Chimica bioortogonale

Il termine chimica bioortogonale si riferisce a qualsiasi reazione chimica che avvenga all'interno di un organismo vivente senza interagire né interferire con i numerosissimi processi biochimici naturali concomitanti.[1][2][3] Il termine bioortogonale è stato coniato da Carolyn R. Bertozzi nel 2003.[4] Fin dalla sua introduzione, la chimica bioortogonale ha permesso di studiare biomolecole come glicani, proteine,[5] e lipidi[6] in tempo reale in sistemi viventi senza creare problemi di tossicità cellulare.

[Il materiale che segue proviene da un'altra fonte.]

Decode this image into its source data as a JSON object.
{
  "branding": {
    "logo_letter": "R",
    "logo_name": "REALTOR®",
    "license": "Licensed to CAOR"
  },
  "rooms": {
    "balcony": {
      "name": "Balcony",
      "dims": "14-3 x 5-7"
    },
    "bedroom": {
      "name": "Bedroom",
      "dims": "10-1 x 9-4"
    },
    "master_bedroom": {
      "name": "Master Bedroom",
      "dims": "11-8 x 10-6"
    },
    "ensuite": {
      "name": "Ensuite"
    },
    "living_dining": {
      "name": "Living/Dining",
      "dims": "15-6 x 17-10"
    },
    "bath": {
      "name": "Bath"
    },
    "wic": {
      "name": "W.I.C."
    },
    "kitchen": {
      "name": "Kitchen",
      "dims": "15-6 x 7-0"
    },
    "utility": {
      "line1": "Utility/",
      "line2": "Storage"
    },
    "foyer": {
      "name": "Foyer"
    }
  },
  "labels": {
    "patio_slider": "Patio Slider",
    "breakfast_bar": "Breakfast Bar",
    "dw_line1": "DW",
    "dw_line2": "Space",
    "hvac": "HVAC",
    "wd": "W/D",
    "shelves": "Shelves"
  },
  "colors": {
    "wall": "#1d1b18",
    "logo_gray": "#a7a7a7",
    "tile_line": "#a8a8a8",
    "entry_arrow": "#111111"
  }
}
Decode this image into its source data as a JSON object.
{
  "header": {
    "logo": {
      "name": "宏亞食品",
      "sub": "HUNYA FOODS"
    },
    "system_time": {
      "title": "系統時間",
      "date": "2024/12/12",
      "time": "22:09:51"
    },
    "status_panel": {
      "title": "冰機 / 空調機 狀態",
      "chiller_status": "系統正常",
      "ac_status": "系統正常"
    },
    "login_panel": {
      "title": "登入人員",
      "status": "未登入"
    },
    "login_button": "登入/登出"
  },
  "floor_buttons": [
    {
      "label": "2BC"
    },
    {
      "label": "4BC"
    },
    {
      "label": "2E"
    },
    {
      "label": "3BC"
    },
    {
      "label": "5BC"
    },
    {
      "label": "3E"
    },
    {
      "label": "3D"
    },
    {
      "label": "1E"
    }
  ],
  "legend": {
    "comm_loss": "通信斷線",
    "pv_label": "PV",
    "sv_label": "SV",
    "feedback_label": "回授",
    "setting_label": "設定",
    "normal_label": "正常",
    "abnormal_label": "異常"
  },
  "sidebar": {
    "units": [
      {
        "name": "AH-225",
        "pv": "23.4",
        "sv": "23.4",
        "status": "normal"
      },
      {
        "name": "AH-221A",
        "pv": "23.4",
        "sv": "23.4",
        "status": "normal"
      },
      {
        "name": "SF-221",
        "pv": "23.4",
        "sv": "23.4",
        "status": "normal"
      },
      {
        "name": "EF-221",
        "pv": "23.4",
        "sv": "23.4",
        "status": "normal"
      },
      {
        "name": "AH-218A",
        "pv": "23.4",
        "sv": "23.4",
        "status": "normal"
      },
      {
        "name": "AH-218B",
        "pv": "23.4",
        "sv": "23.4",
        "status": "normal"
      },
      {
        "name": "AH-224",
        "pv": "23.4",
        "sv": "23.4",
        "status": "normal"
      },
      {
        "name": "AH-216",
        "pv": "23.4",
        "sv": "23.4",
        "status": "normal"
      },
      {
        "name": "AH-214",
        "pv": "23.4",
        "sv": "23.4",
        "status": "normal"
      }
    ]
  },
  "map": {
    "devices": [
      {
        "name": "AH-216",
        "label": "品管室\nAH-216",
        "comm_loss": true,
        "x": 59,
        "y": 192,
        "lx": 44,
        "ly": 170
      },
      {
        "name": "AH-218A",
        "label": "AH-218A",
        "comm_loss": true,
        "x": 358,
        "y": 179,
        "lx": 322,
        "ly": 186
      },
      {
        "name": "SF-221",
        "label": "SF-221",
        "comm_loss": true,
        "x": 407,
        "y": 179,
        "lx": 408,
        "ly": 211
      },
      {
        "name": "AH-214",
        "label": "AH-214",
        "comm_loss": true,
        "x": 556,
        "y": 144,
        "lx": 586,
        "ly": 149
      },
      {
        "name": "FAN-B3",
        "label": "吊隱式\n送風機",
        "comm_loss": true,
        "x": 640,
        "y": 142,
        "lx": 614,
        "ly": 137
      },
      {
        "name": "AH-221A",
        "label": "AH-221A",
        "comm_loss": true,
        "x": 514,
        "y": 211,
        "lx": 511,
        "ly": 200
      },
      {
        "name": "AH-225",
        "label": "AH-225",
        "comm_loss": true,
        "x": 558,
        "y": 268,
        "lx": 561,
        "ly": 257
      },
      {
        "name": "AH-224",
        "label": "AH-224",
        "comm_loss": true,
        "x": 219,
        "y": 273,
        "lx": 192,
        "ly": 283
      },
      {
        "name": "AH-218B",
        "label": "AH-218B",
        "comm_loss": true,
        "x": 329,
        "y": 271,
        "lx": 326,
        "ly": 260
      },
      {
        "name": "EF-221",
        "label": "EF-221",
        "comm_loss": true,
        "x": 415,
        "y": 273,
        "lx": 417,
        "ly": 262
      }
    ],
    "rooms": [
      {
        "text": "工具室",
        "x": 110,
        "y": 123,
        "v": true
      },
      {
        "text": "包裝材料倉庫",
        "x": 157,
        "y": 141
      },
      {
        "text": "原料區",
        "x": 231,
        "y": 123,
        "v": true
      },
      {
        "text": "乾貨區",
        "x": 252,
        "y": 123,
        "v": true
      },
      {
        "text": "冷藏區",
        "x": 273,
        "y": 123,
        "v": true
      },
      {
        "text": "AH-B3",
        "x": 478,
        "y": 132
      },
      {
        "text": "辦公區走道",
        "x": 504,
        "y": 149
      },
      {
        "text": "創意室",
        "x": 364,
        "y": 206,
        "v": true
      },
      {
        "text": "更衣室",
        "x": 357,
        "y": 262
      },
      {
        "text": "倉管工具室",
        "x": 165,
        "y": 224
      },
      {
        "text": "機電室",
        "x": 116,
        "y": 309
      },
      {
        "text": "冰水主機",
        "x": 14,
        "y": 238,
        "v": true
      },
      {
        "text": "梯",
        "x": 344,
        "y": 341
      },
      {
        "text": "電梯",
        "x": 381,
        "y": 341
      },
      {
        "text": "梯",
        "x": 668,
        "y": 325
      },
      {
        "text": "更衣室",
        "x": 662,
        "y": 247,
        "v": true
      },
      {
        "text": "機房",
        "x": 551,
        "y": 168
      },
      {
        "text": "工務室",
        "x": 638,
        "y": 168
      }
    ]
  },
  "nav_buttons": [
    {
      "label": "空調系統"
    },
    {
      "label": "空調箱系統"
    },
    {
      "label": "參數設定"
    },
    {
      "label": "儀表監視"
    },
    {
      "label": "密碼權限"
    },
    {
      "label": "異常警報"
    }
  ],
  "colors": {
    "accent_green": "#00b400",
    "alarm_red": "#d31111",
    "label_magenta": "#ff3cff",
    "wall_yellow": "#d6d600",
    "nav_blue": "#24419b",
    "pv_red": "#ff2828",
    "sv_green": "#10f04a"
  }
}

La chimica bioortogonale permette di studiare molecole biologiche nel loro ambiente naturale. Tipicamente l'utilizzo della chimica bioortogonale avviene in due fasi. In primo luogo si inserisce un gruppo funzionale estraneo (detto reporter chimico) in un substrato biologico; i substrati possono essere metaboliti, inibitori enzimatici, ecc. Il reporter chimico non deve alterare in modo significativo la struttura del substrato per evitare di comprometterne la normale attività biologica. Successivamente il substrato biologico funzionalizzato viene marcato tramite una reazione chimica bioortogonale, legando al reporter un gruppo funzionale complementare collegato ad una sonda opportuna (ad esempio un marcatore fluorescente).

Marcatura bioortogonale di una cellula. Nella prima reazione la cellula viene funzionalizzata con il reporter chimico X. Nella seconda reazione il reporter X reagisce con il gruppo Y, a sua volta legato ad una sonda opportuna (la stella). Il processo è considerato bioortogonale quando i due componenti X e Y non perturbano in alcun modo il normale funzionamento chimico della cellula.